There is some slight flexibility in these percentages but the goal would be to try and get to close to these numbers as possible for optimal results.

Keto Diet Pros

  1. Weight Loss. The keto diet has shown to be a great eating style for those interested in losing weight, even significant amounts of weight. If this is something you personally would like to consider for weight loss, we highly recommend consulting your doctor or a nutrition professional before diving straight in!
  2. Mental Clarity. When you are eating a diet high in fat and very low in carbohydrates, your body doesn’t produce enough insulin to turn sugar into energy (which is the goal of the keto diet) so therefore your liver turns fat into ketones which your body then uses for energy. Your brain LOVES this form of energy which helps improve mental clarity and focus!
  3. Disease Treatment.
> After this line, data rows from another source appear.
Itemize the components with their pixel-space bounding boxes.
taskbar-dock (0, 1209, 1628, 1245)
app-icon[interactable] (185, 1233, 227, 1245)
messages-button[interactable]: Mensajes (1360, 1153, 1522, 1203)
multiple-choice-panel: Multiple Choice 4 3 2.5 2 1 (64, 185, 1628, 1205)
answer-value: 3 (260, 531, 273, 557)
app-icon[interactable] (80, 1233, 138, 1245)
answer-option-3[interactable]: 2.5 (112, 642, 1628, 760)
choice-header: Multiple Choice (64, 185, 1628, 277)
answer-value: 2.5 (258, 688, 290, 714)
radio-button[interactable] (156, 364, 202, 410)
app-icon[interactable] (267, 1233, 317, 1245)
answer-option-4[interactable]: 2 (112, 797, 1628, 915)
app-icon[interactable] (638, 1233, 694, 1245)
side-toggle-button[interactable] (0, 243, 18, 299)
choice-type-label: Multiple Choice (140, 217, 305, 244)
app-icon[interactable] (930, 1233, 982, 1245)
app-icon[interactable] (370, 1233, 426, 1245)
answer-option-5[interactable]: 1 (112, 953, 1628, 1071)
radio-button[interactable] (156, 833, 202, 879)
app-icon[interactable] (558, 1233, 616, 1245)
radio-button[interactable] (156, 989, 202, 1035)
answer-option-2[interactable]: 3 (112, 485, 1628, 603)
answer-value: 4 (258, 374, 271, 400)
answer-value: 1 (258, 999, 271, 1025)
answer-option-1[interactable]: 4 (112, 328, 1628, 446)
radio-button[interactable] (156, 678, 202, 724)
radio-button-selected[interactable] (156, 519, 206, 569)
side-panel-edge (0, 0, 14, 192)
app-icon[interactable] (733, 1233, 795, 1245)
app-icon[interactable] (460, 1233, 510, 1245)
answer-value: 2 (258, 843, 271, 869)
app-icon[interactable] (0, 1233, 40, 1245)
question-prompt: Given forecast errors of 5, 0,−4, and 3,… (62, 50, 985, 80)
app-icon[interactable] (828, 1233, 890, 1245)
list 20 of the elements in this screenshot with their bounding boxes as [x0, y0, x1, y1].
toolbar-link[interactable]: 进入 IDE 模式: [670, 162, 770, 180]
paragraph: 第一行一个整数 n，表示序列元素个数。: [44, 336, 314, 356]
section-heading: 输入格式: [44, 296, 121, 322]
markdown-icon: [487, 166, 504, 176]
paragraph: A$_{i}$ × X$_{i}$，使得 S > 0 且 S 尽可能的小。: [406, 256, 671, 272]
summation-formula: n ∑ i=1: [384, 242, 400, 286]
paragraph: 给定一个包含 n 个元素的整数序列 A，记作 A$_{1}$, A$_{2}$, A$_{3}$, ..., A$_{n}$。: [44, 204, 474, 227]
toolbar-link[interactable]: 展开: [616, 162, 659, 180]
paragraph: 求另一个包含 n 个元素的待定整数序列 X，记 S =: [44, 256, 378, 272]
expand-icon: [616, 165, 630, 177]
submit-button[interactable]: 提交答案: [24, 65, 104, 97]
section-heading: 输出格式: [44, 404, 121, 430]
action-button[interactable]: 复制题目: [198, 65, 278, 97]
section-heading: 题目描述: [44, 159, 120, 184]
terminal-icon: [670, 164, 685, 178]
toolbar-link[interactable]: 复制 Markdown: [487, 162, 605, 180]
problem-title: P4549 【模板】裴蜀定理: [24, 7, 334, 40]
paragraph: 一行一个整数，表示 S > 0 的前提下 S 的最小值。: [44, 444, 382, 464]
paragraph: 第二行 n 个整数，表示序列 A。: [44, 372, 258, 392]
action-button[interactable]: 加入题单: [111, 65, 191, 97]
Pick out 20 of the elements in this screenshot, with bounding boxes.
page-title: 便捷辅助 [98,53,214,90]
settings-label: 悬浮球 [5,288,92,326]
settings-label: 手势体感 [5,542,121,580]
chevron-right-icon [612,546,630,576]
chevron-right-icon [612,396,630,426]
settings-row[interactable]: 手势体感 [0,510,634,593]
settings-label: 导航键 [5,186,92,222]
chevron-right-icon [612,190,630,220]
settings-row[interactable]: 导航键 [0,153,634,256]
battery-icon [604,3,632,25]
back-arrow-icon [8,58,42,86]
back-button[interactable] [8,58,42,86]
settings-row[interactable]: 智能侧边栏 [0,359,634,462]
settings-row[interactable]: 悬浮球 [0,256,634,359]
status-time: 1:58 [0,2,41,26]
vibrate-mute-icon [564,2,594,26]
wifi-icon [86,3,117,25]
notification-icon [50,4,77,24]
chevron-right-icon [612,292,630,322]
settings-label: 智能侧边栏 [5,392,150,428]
Dr. Dale Bredesen is one of the leading researches regarding the keto diet and its use in helping prevent and even reverse early symptoms of Alzheimer’s. His research is absolutely fascinating and if you know someone with the early onsite of this horrific disease, I would highly recommend Dr. Bredesen’s book, The End of Alzheimer’s. Additional research has also been done on the keto diet and epilepsy and Parkinson’s disease. For more info into that research, check out the work of Dr. David Diamond.

Keto Diet Cons

  1. Requires Food Tracking. In order to make certain you are eating the correct ratio of fats, protein and carbohydrates, this eat style does require a certain commitment to tracking your food. Apps like MyFitnessPal and Carb Manager do help make this process simpler.
  2. Keto Flu. At the beginning of this journey, you can imagine your body is very confused. It has probably become very accustomed to using glucose (carbs) as it’s primary source of fuel for many years. Therefore, all of a sudden trying to get it to switch gears can cause a few rocky days at the start, otherwise known as the keto flu. Symptoms may include headaches, irritability, fatigue, body aches etc. but once your body figures out that you are asking it to use fat as fuel, these symptoms subside.
  3. Serious Carb Restrictions. This style of eating requires serious carb cutting, even the considered “healthy” carbs. Because you want to teach your body to use fat for fuel, you really have to limit your carb intake. This means very little sweet potato, fruit, quinoa, and oats.

As we mentioned, this can be a very effective nutrition tool if you are looking to improve your mental clarity, help reduce your risk of Alzheimer’s or even lose a significant amount of weight, but before you start, please contact your doctor and a nutrition professional to make sure you are a good candidate for this eating style!